さぶりんブログ

音楽が大好きなさぶりんが、自作イラストや怪しい楽器、本や映画の感想、花と電車の追っかけ記録などをランダムに載せています。

【読書録】この世をば(下)

2024-05-20 23:14:18 | 読書録

永井路子/ゴマブックス

永井路子さんの書かれた藤原道長の物語を読んだ。

この本によれば、藤原道長はどちらかというと弱気で平凡な男であった。

なぜ頂点に登れたかというと、強運と、優れた平衡感覚のおかげだった。

やりすぎないこと。賢帝である一条天皇はそういう道長を信頼したのだった。

どちらかといえば平時のリーダーである。

「この世をば」の歌を詠んで後から、道長の運命は急降下。要するに病気に勝てなくなってきたのである。刀伊の入寇のような非常事態において、道長は病気で何もできなかった。つまり晩年近くまで、そう言う事件がなかったからトップでいられた・・とも言えるだろう。

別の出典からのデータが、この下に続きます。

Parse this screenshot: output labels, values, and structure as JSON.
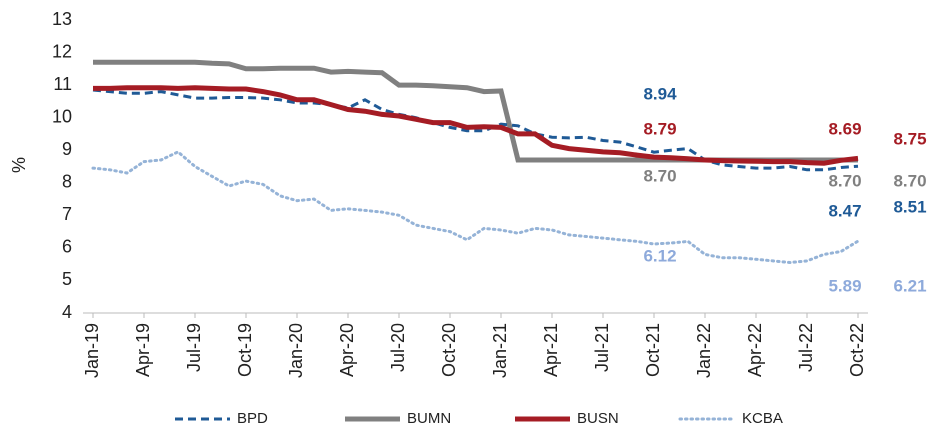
{
  "chart_data": {
    "type": "line",
    "y_label": "%",
    "categories": [
      "Jan-19",
      null,
      null,
      "Apr-19",
      null,
      null,
      "Jul-19",
      null,
      null,
      "Oct-19",
      null,
      null,
      "Jan-20",
      null,
      null,
      "Apr-20",
      null,
      null,
      "Jul-20",
      null,
      null,
      "Oct-20",
      null,
      null,
      "Jan-21",
      null,
      null,
      "Apr-21",
      null,
      null,
      "Jul-21",
      null,
      null,
      "Oct-21",
      null,
      null,
      "Jan-22",
      null,
      null,
      "Apr-22",
      null,
      null,
      "Jul-22",
      null,
      null,
      "Oct-22"
    ],
    "ylim": [
      4,
      13
    ],
    "yticks": [
      4,
      5,
      6,
      7,
      8,
      9,
      10,
      11,
      12,
      13
    ],
    "grid": false,
    "legend": "bottom",
    "series": [
      {
        "name": "BPD",
        "color": "#1f5a96",
        "line_style": "dashed",
        "values": [
          10.85,
          10.8,
          10.75,
          10.75,
          10.8,
          10.7,
          10.6,
          10.6,
          10.62,
          10.62,
          10.6,
          10.55,
          10.45,
          10.45,
          10.4,
          10.3,
          10.55,
          10.25,
          10.1,
          10.0,
          9.85,
          9.7,
          9.6,
          9.6,
          9.8,
          9.75,
          9.5,
          9.4,
          9.38,
          9.4,
          9.3,
          9.25,
          9.1,
          8.94,
          9.0,
          9.05,
          8.7,
          8.55,
          8.5,
          8.45,
          8.45,
          8.5,
          8.4,
          8.4,
          8.47,
          8.51
        ],
        "value_labels": [
          null,
          null,
          null,
          null,
          null,
          null,
          null,
          null,
          null,
          null,
          null,
          null,
          null,
          null,
          null,
          null,
          null,
          null,
          null,
          null,
          null,
          null,
          null,
          null,
          null,
          null,
          null,
          null,
          null,
          null,
          null,
          null,
          null,
          "8.94",
          null,
          null,
          null,
          null,
          null,
          null,
          null,
          null,
          null,
          null,
          "8.47",
          "8.51"
        ]
      },
      {
        "name": "BUMN",
        "color": "#808080",
        "line_style": "solid",
        "values": [
          11.7,
          11.7,
          11.7,
          11.7,
          11.7,
          11.7,
          11.7,
          11.67,
          11.65,
          11.5,
          11.5,
          11.52,
          11.52,
          11.52,
          11.4,
          11.42,
          11.4,
          11.38,
          11.0,
          11.0,
          10.98,
          10.95,
          10.92,
          10.8,
          10.82,
          8.7,
          8.7,
          8.7,
          8.7,
          8.7,
          8.7,
          8.7,
          8.7,
          8.7,
          8.7,
          8.7,
          8.7,
          8.7,
          8.7,
          8.7,
          8.7,
          8.7,
          8.7,
          8.7,
          8.7,
          8.7
        ],
        "value_labels": [
          null,
          null,
          null,
          null,
          null,
          null,
          null,
          null,
          null,
          null,
          null,
          null,
          null,
          null,
          null,
          null,
          null,
          null,
          null,
          null,
          null,
          null,
          null,
          null,
          null,
          null,
          null,
          null,
          null,
          null,
          null,
          null,
          null,
          "8.70",
          null,
          null,
          null,
          null,
          null,
          null,
          null,
          null,
          null,
          null,
          "8.70",
          "8.70"
        ]
      },
      {
        "name": "BUSN",
        "color": "#a51c24",
        "line_style": "solid",
        "values": [
          10.9,
          10.9,
          10.92,
          10.92,
          10.92,
          10.9,
          10.92,
          10.9,
          10.88,
          10.88,
          10.8,
          10.7,
          10.55,
          10.55,
          10.4,
          10.25,
          10.2,
          10.1,
          10.05,
          9.95,
          9.85,
          9.85,
          9.7,
          9.72,
          9.7,
          9.5,
          9.5,
          9.15,
          9.05,
          9.0,
          8.95,
          8.92,
          8.85,
          8.79,
          8.77,
          8.74,
          8.7,
          8.68,
          8.67,
          8.66,
          8.65,
          8.65,
          8.62,
          8.6,
          8.69,
          8.75
        ],
        "value_labels": [
          null,
          null,
          null,
          null,
          null,
          null,
          null,
          null,
          null,
          null,
          null,
          null,
          null,
          null,
          null,
          null,
          null,
          null,
          null,
          null,
          null,
          null,
          null,
          null,
          null,
          null,
          null,
          null,
          null,
          null,
          null,
          null,
          null,
          "8.79",
          null,
          null,
          null,
          null,
          null,
          null,
          null,
          null,
          null,
          null,
          "8.69",
          "8.75"
        ]
      },
      {
        "name": "KCBA",
        "color": "#95b3d7",
        "line_style": "dotted",
        "values": [
          8.45,
          8.4,
          8.3,
          8.65,
          8.7,
          8.95,
          8.5,
          8.2,
          7.9,
          8.05,
          7.95,
          7.6,
          7.45,
          7.5,
          7.15,
          7.2,
          7.15,
          7.1,
          7.0,
          6.7,
          6.6,
          6.5,
          6.25,
          6.6,
          6.55,
          6.45,
          6.6,
          6.55,
          6.4,
          6.35,
          6.3,
          6.25,
          6.2,
          6.12,
          6.15,
          6.2,
          5.8,
          5.7,
          5.7,
          5.65,
          5.6,
          5.55,
          5.6,
          5.8,
          5.89,
          6.21
        ],
        "value_labels": [
          null,
          null,
          null,
          null,
          null,
          null,
          null,
          null,
          null,
          null,
          null,
          null,
          null,
          null,
          null,
          null,
          null,
          null,
          null,
          null,
          null,
          null,
          null,
          null,
          null,
          null,
          null,
          null,
          null,
          null,
          null,
          null,
          null,
          "6.12",
          null,
          null,
          null,
          null,
          null,
          null,
          null,
          null,
          null,
          null,
          "5.89",
          "6.21"
        ]
      }
    ]
  }
}
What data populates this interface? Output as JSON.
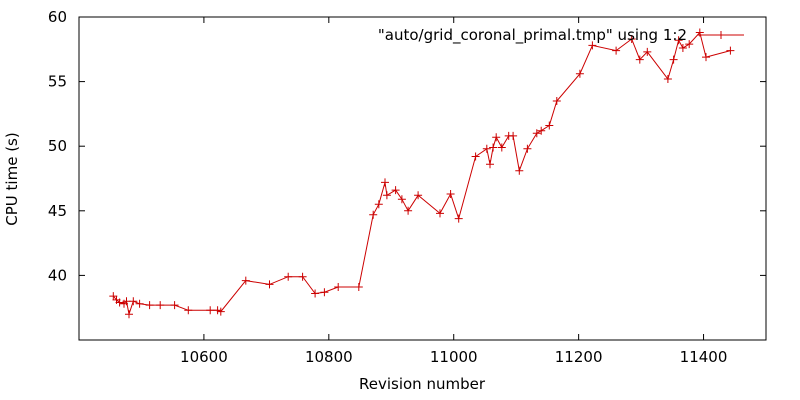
{
  "chart_data": {
    "type": "line",
    "title": "",
    "xlabel": "Revision number",
    "ylabel": "CPU time (s)",
    "xlim": [
      10400,
      11500
    ],
    "ylim": [
      35,
      60
    ],
    "xticks": [
      10600,
      10800,
      11000,
      11200,
      11400
    ],
    "yticks": [
      40,
      45,
      50,
      55,
      60
    ],
    "grid": false,
    "legend_position": "top-right",
    "series": [
      {
        "name": "\"auto/grid_coronal_primal.tmp\" using 1:2",
        "color": "#cc0000",
        "marker": "plus",
        "points": [
          [
            10455,
            38.4
          ],
          [
            10460,
            38.1
          ],
          [
            10465,
            37.9
          ],
          [
            10472,
            37.8
          ],
          [
            10476,
            38.0
          ],
          [
            10480,
            37.0
          ],
          [
            10487,
            38.0
          ],
          [
            10497,
            37.8
          ],
          [
            10513,
            37.7
          ],
          [
            10530,
            37.7
          ],
          [
            10553,
            37.7
          ],
          [
            10575,
            37.3
          ],
          [
            10610,
            37.3
          ],
          [
            10622,
            37.3
          ],
          [
            10627,
            37.2
          ],
          [
            10667,
            39.6
          ],
          [
            10705,
            39.3
          ],
          [
            10735,
            39.9
          ],
          [
            10758,
            39.9
          ],
          [
            10778,
            38.6
          ],
          [
            10793,
            38.7
          ],
          [
            10815,
            39.1
          ],
          [
            10848,
            39.1
          ],
          [
            10871,
            44.7
          ],
          [
            10880,
            45.5
          ],
          [
            10890,
            47.2
          ],
          [
            10893,
            46.2
          ],
          [
            10907,
            46.6
          ],
          [
            10917,
            45.9
          ],
          [
            10927,
            45.0
          ],
          [
            10943,
            46.2
          ],
          [
            10978,
            44.8
          ],
          [
            10995,
            46.3
          ],
          [
            11008,
            44.4
          ],
          [
            11035,
            49.2
          ],
          [
            11053,
            49.8
          ],
          [
            11058,
            48.6
          ],
          [
            11063,
            49.9
          ],
          [
            11068,
            50.7
          ],
          [
            11077,
            49.9
          ],
          [
            11088,
            50.8
          ],
          [
            11095,
            50.8
          ],
          [
            11105,
            48.1
          ],
          [
            11118,
            49.8
          ],
          [
            11133,
            51.0
          ],
          [
            11140,
            51.2
          ],
          [
            11153,
            51.6
          ],
          [
            11165,
            53.5
          ],
          [
            11202,
            55.6
          ],
          [
            11222,
            57.8
          ],
          [
            11260,
            57.4
          ],
          [
            11285,
            58.3
          ],
          [
            11298,
            56.7
          ],
          [
            11310,
            57.3
          ],
          [
            11343,
            55.2
          ],
          [
            11352,
            56.7
          ],
          [
            11360,
            58.2
          ],
          [
            11367,
            57.6
          ],
          [
            11377,
            57.9
          ],
          [
            11394,
            58.8
          ],
          [
            11404,
            56.9
          ],
          [
            11443,
            57.4
          ]
        ]
      }
    ]
  }
}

驚くべきは、火事の多さである。内裏は焼けるは、道長の邸宅は焼けるわ・・・。

でも道長に取り入りたい受領層が争うように援助を申し出、再建してしまう。受領層は民を苦しめ、私服を肥やしているが、道長や帝のために気前よく援助することで、ずっと受領にしておいてもらえるというメリットがあるのだ。

こんなに家事ばかりで、当時の防災はどうなっていたのか。。。防災をしなくても、とりあえず火の粉から逃げ出せば再建してもらえるのであれば、防災意識は低くなるだろう。病んでいるな。

そしてその受領層の最たるものが源頼光。大江山の酒呑童子を倒した伝説の持ち主であり、頼光の兄弟の子孫は頼朝である。だが当時の頼光は武勇以前に大富豪だったのである。

本書に紫式部は若干登場するが、道長と何らかの男女関係があったことを匂わせている。また小右記の作者、藤原実資は、大河ドラマでは道長と仲が良いように見えるが、実際には道長と反りが会わず、祝いには絶対顔を出さないし、小右記にも皮肉ばかり書いているようだ。だが、「この世をば」の有名な歌が今に伝わっているのは実資のお陰だったりするんだそうだ。この歌は道長の作ではあるが、実資と道長が一緒に吟じて楽しんだようである。

と言うことで、「光る君へ」とは少し設定が違うし、道長のキャラも少し違うが、非常に細かく書かれており、史料を相当調べた上で書かれた作品らしく、大変面白かった。